The next large sample NSS survey of consumer expenditure has been on from July 1999 and collection of data would be completed by July 2000. However, recent thin samples of household expenditure (not used for official poverty estimated because of their small smaple size) do not show clear positive trends in poverty reduction, the survey pointed out.
Fertility rate: It noted a decline in the total fertility rate from 6 in 1951 to 3.3 in 1997. The birth rate declined from 33.9 in 1981 to 26.4 per thousand population in 1998. The infant mortality rate came down from 110 in 1981 to 72 per thousnad live births in 1998.
Despite the steep fall in death rate from 27.4 in 1951 to 9 per thousand population in 1998, the average annual growth rate of population which has been steadily increasing from from 1.25 per cent in 1941-51 to 2.22 per cent in 1971-81, came down to 2.14 per cent in 1981-91.
The latest available Sample Registration System estimates indicate a natural increase of 1.74 per cent in 1998. It was, however, pointed out that if the averted births had taken place during 1981-91, the growth rate of population could have been 2.71 per cent per annum as against 2.14 per cent as enumerated in the census.
The latest estimates suggest that 330 million people will be added to the Indian population in the next 20-year period. The large size of the population in the reproductive age group is estimated to contribute 60 per cent of the anticipated population growth, followed by unmet needs of contraception and prevailing high IMR (20 per cent each).
Employment: The survey cites providing employment to the new additions to the labour force as well as to the unemployed backlog accumulated from the past as one of the most daunting challenges facing India . It advocates shifting the focus on employment strategies towards creating conditions whereby employment opportunites lead to significantly better living and working conditons.

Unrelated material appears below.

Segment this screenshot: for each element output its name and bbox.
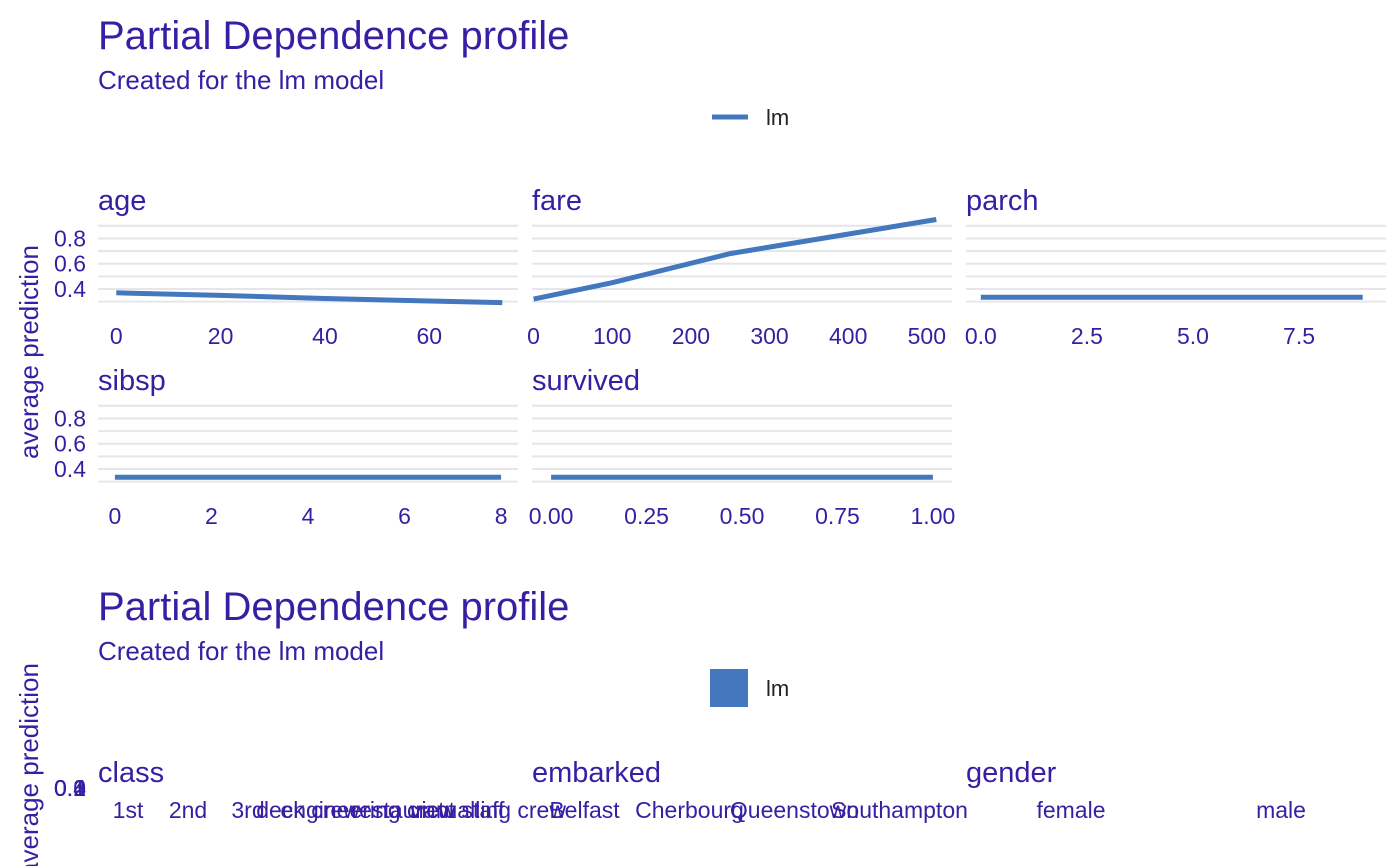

The average annual growth rate of employment (both in the organised and unorganised sector) declined continuously from 2.75 per cent in the period 1972-78 to 1.77 per cent in 1983-88, but increased to 2.37 per cent in 1987-94.
The employment in public sector declined in 1998 whereas in organsied private sector it grew by 1.72 per cent. The rate of growth of employment however, both in the public and private sectors during 1998, was lower compared to the preceding year.
Literacy: The survey quoted the National Sample Survey Organisation to point out that the overall percentage of literacy in the country has increased from 52.2 per cent in 1991 to 62.1 per cent to 73 per cent. The female literacy has gone up from 39.3 per cent to 50 per cent during the same period.
The non-formal education launched by the literacy mission has enabled 72.56 million persons to read and write (upto 1998-99). Sixty per cent of them are women, 22.4 per cent those belonging to scheduled castes and 13.2 per cent scheduled tribes.
The survey pointed out that the country would need many more Indian Institutes of Technology and university teaching hospitals to meet the needs of the expanding population and the economic liberalisation and globalisation.
There are 228 universities and 6759 affiliated colleges as on 1996-97 (compared to 27 universities and 370 colleges in 1950-51) in the country. But the prime concern now is improving the quality of higher education to meet the demands and new skills of globalisation, the survey pointed out.